Помнишь его любимую присказку, которую я уже упоминал в этой хронике? Не обошлось без нее и сейчас. Матеуш, стоя посреди сцены, повторял, схватившись обеими руками за голову: «Кошмар! Ужас!» Однако на сей раз не мысль о том, что на исходе субботнего дня нужно разыскать стекольщика, привела его в ужас. Арест, допрос, поездка в такси в жутких пробках, лавина новостей о терактах, боязнь опоздать на фотосессию, тревога, успеют ли добраться остальные, — от всего этого, вместе взятого, Матеуш, конечно, мог впасть в отчаяние, но главной причиной было опасение, или, скорее, уверенность, что ему не удастся выпроводить ксендза Монсиньоре. Как заведенный игрушечный жук, Матеуш сделал несколько кругов по сцене и внезапно, будто сойдя с рельсов, свернул к столу.
— Позвольте сказать вашему преподобию пару слов с глазу на глаз, — наклонился он к белой сутане.
Это было похоже на исповедь: в углу шептались, стоя друг против друга, двое мужчин, причем голос Матеуша с каждой фразой звучал все громче и отчетливее. Вряд ли Монсиньоре настаивал на участии в фотосессии, однако он явно хотел услышать логичное объяснение щекотливой ситуации, и тут-то они не могли найти общий язык. Несколько раз была произнесена фамилия Инженера, потом Матеуш отчеканил, что встреча носит дружеский и частный характер, и, наконец, повысив голос, сказал: «Ваше преподобие даже для Иуды не годится!» На том, разумеется, разговор окончился. Монсиньоре напоследок пробормотал: «Кое-кто еще у меня попляшет!» — и в сопровождении своих ассистентов направился к выходу. Матеуш, уже едва сдерживая ярость, бросился за ними вдогонку, заставил юнцов вернуться с порога и, указывая на коробки с вином посреди стола, крикнул: «Забрать немедленно!»

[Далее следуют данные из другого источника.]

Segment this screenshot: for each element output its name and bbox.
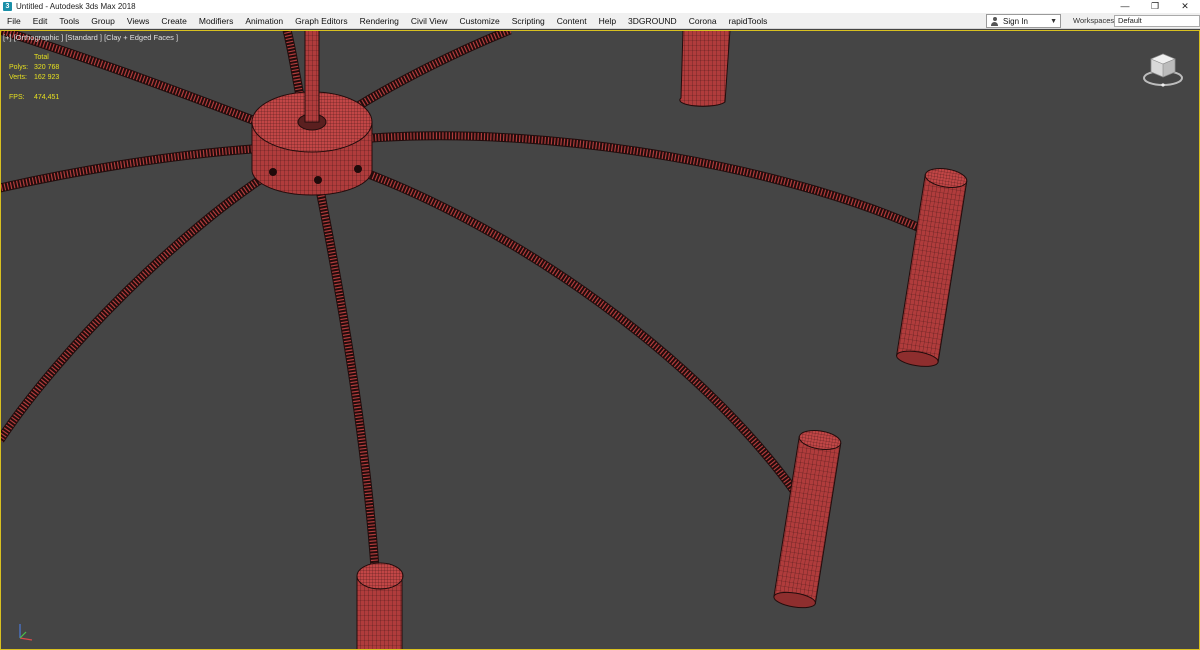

Потом еще с минуту постоял на сцене, видимо не очень зная, что делать дальше.
— Ставь свет, — в конце концов бросил он фотографу и выбежал из зала.
— Надеюсь, Матеуш не станет перед ним извиняться. — Недоверчивость Мачея Кужавы никого не позабавила. — И чего за ним помчался, когда уже столько наговорил?

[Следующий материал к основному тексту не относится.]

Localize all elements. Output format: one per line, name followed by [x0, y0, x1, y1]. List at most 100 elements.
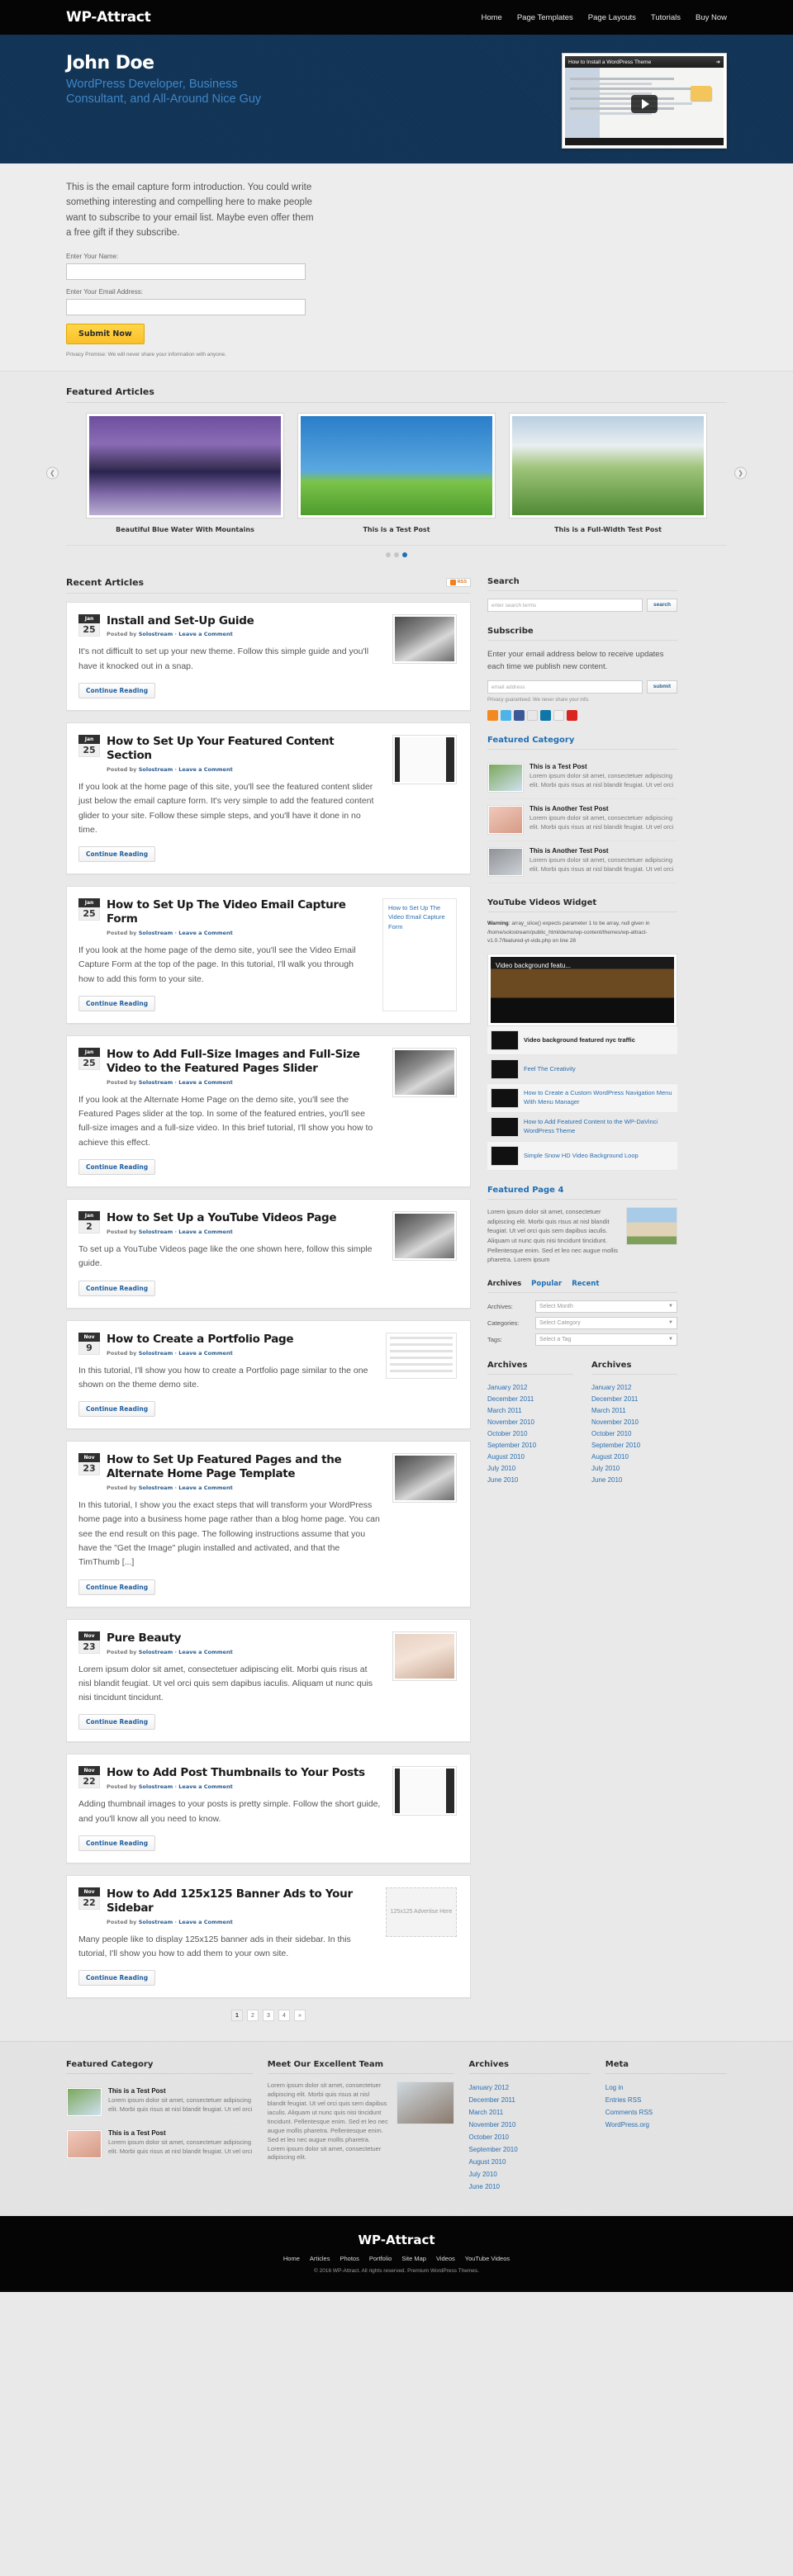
post-comment-link[interactable]: Leave a Comment [178, 1350, 232, 1357]
search-input[interactable]: enter search terms [487, 598, 643, 612]
search-button[interactable]: search [647, 598, 677, 612]
archives-tab-popular[interactable]: Popular [531, 1280, 562, 1288]
stumbleupon-icon[interactable] [527, 709, 538, 721]
archive-link[interactable]: July 2010 [591, 1463, 677, 1475]
archive-link[interactable]: June 2010 [591, 1475, 677, 1486]
featured-category-item-title[interactable]: This is a Test Post [529, 763, 677, 770]
post-title[interactable]: How to Set Up Featured Pages and the Alt… [107, 1453, 342, 1480]
submit-button[interactable]: Submit Now [66, 323, 145, 344]
footer-meta-link[interactable]: Comments RSS [605, 2106, 727, 2119]
youtube-main-player[interactable]: Video background featu... [487, 954, 677, 1027]
archive-link[interactable]: December 2011 [487, 1394, 573, 1405]
post-title[interactable]: How to Set Up Your Featured Content Sect… [107, 735, 335, 762]
archive-link[interactable]: January 2012 [591, 1382, 677, 1394]
footer-nav-link[interactable]: Photos [340, 2255, 359, 2262]
footer-archive-link[interactable]: October 2010 [469, 2131, 591, 2143]
youtube-list-item[interactable]: Simple Snow HD Video Background Loop [487, 1142, 677, 1172]
post-author-link[interactable]: Solostream [139, 766, 173, 773]
youtube-item-title[interactable]: Video background featured nyc traffic [524, 1036, 635, 1045]
featured-category-item[interactable]: This is a Test Post Lorem ipsum dolor sit… [487, 757, 677, 799]
archive-link[interactable]: November 2010 [487, 1417, 573, 1428]
archive-link[interactable]: August 2010 [591, 1451, 677, 1463]
archives-select[interactable]: Select Month ▼ [535, 1300, 677, 1313]
archives-select[interactable]: Select Category ▼ [535, 1316, 677, 1329]
subscribe-email-input[interactable]: email address [487, 680, 643, 694]
footer-featured-category-item[interactable]: This is a Test Post Lorem ipsum dolor sit… [66, 2081, 253, 2124]
continue-reading-button[interactable]: Continue Reading [78, 1159, 156, 1176]
featured-slide[interactable]: This is a Test Post [297, 412, 496, 533]
post-title[interactable]: How to Add Post Thumbnails to Your Posts [107, 1766, 365, 1779]
featured-category-item[interactable]: This is Another Test Post Lorem ipsum dol… [487, 799, 677, 841]
footer-nav-link[interactable]: YouTube Videos [465, 2255, 510, 2262]
post-author-link[interactable]: Solostream [139, 1919, 173, 1925]
continue-reading-button[interactable]: Continue Reading [78, 1579, 156, 1595]
video-share-icon[interactable]: ➜ [716, 59, 720, 65]
rss-button[interactable]: RSS [445, 577, 471, 587]
footer-logo[interactable]: WP-Attract [66, 2233, 727, 2247]
video-controls[interactable] [565, 138, 724, 145]
archive-link[interactable]: September 2010 [591, 1440, 677, 1451]
hero-video-player[interactable]: How to Install a WordPress Theme ➜ [562, 53, 727, 149]
page-link-»[interactable]: » [294, 2010, 306, 2022]
post-author-link[interactable]: Solostream [139, 1079, 173, 1086]
continue-reading-button[interactable]: Continue Reading [78, 1401, 156, 1418]
post-author-link[interactable]: Solostream [139, 631, 173, 637]
archive-link[interactable]: March 2011 [487, 1405, 573, 1417]
footer-category-item-title[interactable]: This is a Test Post [108, 2087, 253, 2095]
continue-reading-button[interactable]: Continue Reading [78, 1280, 156, 1296]
linkedin-icon[interactable] [540, 709, 551, 721]
post-title[interactable]: How to Create a Portfolio Page [107, 1333, 294, 1346]
archive-link[interactable]: January 2012 [487, 1382, 573, 1394]
slider-next-arrow-icon[interactable]: ❯ [734, 466, 747, 480]
archive-link[interactable]: July 2010 [487, 1463, 573, 1475]
post-title[interactable]: How to Set Up The Video Email Capture Fo… [107, 898, 346, 926]
archives-tab-archives[interactable]: Archives [487, 1280, 521, 1288]
post-comment-link[interactable]: Leave a Comment [178, 1919, 232, 1925]
post-author-link[interactable]: Solostream [139, 1485, 173, 1491]
archive-link[interactable]: November 2010 [591, 1417, 677, 1428]
subscribe-submit-button[interactable]: submit [646, 680, 677, 694]
post-thumbnail-link[interactable]: How to Set Up The Video Email Capture Fo… [382, 898, 457, 1011]
youtube-list-item[interactable]: How to Create a Custom WordPress Navigat… [487, 1084, 677, 1114]
slider-dot[interactable] [394, 552, 399, 557]
archive-link[interactable]: December 2011 [591, 1394, 677, 1405]
youtube-item-title[interactable]: Simple Snow HD Video Background Loop [524, 1152, 639, 1161]
youtube-icon[interactable] [567, 709, 577, 721]
featured-slide[interactable]: This is a Full-Width Test Post [509, 412, 707, 533]
youtube-item-title[interactable]: How to Create a Custom WordPress Navigat… [524, 1089, 674, 1107]
footer-nav-link[interactable]: Videos [436, 2255, 455, 2262]
footer-nav-link[interactable]: Articles [310, 2255, 330, 2262]
youtube-list-item[interactable]: Video background featured nyc traffic [487, 1026, 677, 1056]
post-comment-link[interactable]: Leave a Comment [178, 1079, 232, 1086]
page-link-1[interactable]: 1 [231, 2010, 243, 2022]
youtube-list-item[interactable]: Feel The Creativity [487, 1055, 677, 1085]
footer-featured-category-item[interactable]: This is a Test Post Lorem ipsum dolor sit… [66, 2124, 253, 2166]
post-comment-link[interactable]: Leave a Comment [178, 631, 232, 637]
footer-archive-link[interactable]: June 2010 [469, 2181, 591, 2193]
archive-link[interactable]: March 2011 [591, 1405, 677, 1417]
post-comment-link[interactable]: Leave a Comment [178, 930, 232, 936]
post-comment-link[interactable]: Leave a Comment [178, 1485, 232, 1491]
slider-dot[interactable] [386, 552, 391, 557]
post-author-link[interactable]: Solostream [139, 1350, 173, 1357]
page-link-2[interactable]: 2 [247, 2010, 259, 2022]
continue-reading-button[interactable]: Continue Reading [78, 995, 156, 1011]
slider-prev-arrow-icon[interactable]: ❮ [46, 466, 59, 480]
flickr-icon[interactable] [553, 709, 564, 721]
post-author-link[interactable]: Solostream [139, 930, 173, 936]
footer-archive-link[interactable]: January 2012 [469, 2081, 591, 2094]
continue-reading-button[interactable]: Continue Reading [78, 1835, 156, 1851]
footer-meta-link[interactable]: WordPress.org [605, 2119, 727, 2131]
site-logo[interactable]: WP-Attract [66, 9, 151, 26]
twitter-icon[interactable] [501, 709, 511, 721]
nav-item-2[interactable]: Page Layouts [588, 13, 636, 22]
footer-archive-link[interactable]: September 2010 [469, 2143, 591, 2156]
youtube-item-title[interactable]: How to Add Featured Content to the WP-Da… [524, 1118, 674, 1136]
post-comment-link[interactable]: Leave a Comment [178, 1649, 232, 1655]
featured-category-item-title[interactable]: This is Another Test Post [529, 805, 677, 812]
page-link-4[interactable]: 4 [278, 2010, 290, 2022]
footer-nav-link[interactable]: Site Map [401, 2255, 426, 2262]
continue-reading-button[interactable]: Continue Reading [78, 683, 156, 699]
rss-icon[interactable] [487, 709, 498, 721]
nav-item-1[interactable]: Page Templates [517, 13, 573, 22]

Фотограф вторично попросил всех занять места, однако заставлял каждого по сто раз пересаживаться: этот — сюда, тот — подальше, нет, пожалуй, все же сюда. Освещение тоже поминутно менялось — свет делался то очень ярким, то рассеянным. Я в конце концов оказался — если смотреть от объектива — вторым слева, между Яном Выбранским и Ежи Зайонцем.
От ослепительного луча софита я зажмурился, как в тот день в Иерусалиме: был месяц тамуз, с которого начинается жара. Я вышел из конференц-зала, когда профессор Аристотель Деметриос уже заканчивал свой доклад, посвященный всего одному папирусу, знаменитому Relegatio in Oasin[105] — посланию пресвитера Псеносириса к пресвитеру Аполлонию, которого Псеносирис называет «возлюбленным братом во Христе» и которому сообщает о прискорбных событиях: могильщики принесли в Тоето женщину по имени Политике, ту самую, что «по распоряжению наместника была изгнана в Оасин».

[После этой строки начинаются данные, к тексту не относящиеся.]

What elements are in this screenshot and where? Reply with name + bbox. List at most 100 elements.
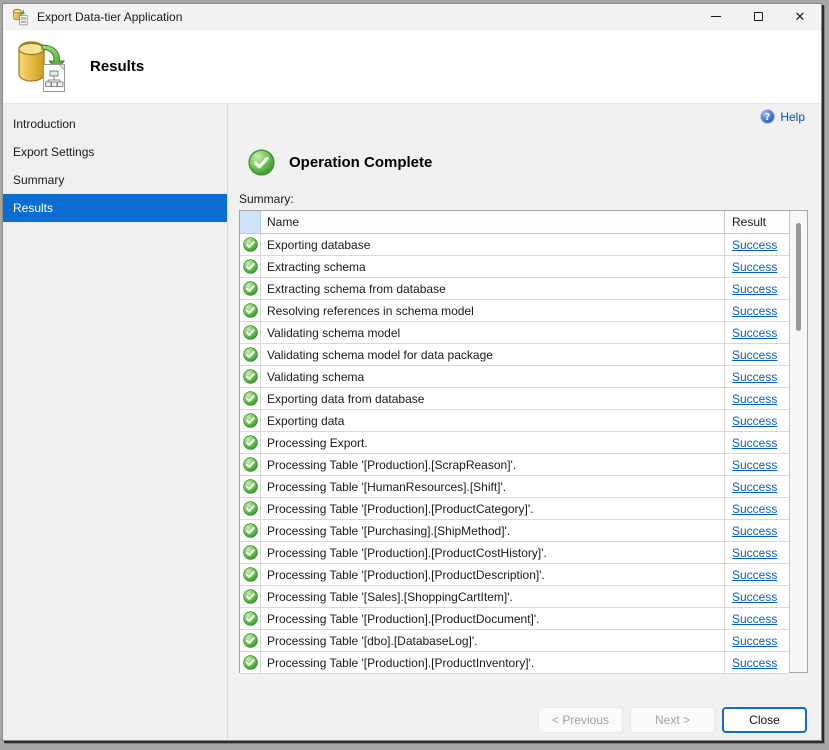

«Когда прибудет ее сын, Нейлос, — пишет пресвитер Псеносирис пресвитеру Аполлонию, — он расскажет тебе о том, что с ней сотворили». Вероятно, Политике не снесла пыток во время дознания и уже на пути в ссылку — из Александрии в Оасин — умерла; должно быть, ее забальзамировали и в таком виде, согласно приказу верховных властей, отправили на место назначения. О том, что с ней сделали, мы уже никогда не узнаем: сын Политике Нейлос, по-видимому тоже христианин, исчез в пустыне, подобно другим персонажам этой загадочной драмы, самое позднее в начале четвертого века; на конференции я услышал, что папирус был найден в начале двадцатого, стало быть, тысяча шестьсот — тысяча семьсот лет он пролежал, законсервированный песками пустыни; профессор Аристотель Деметриос ссылался, в частности, на статью нашего ученого, Адама Лукашевича, открытия которого, касающиеся женщины по имени Политике, пролили новый свет на эту историю: возможно, несчастная была вынуждена в наказание за свою веру (такое наказание часто применялось) заниматься проституцией — в этом случае ее гибель приобретает особые черты.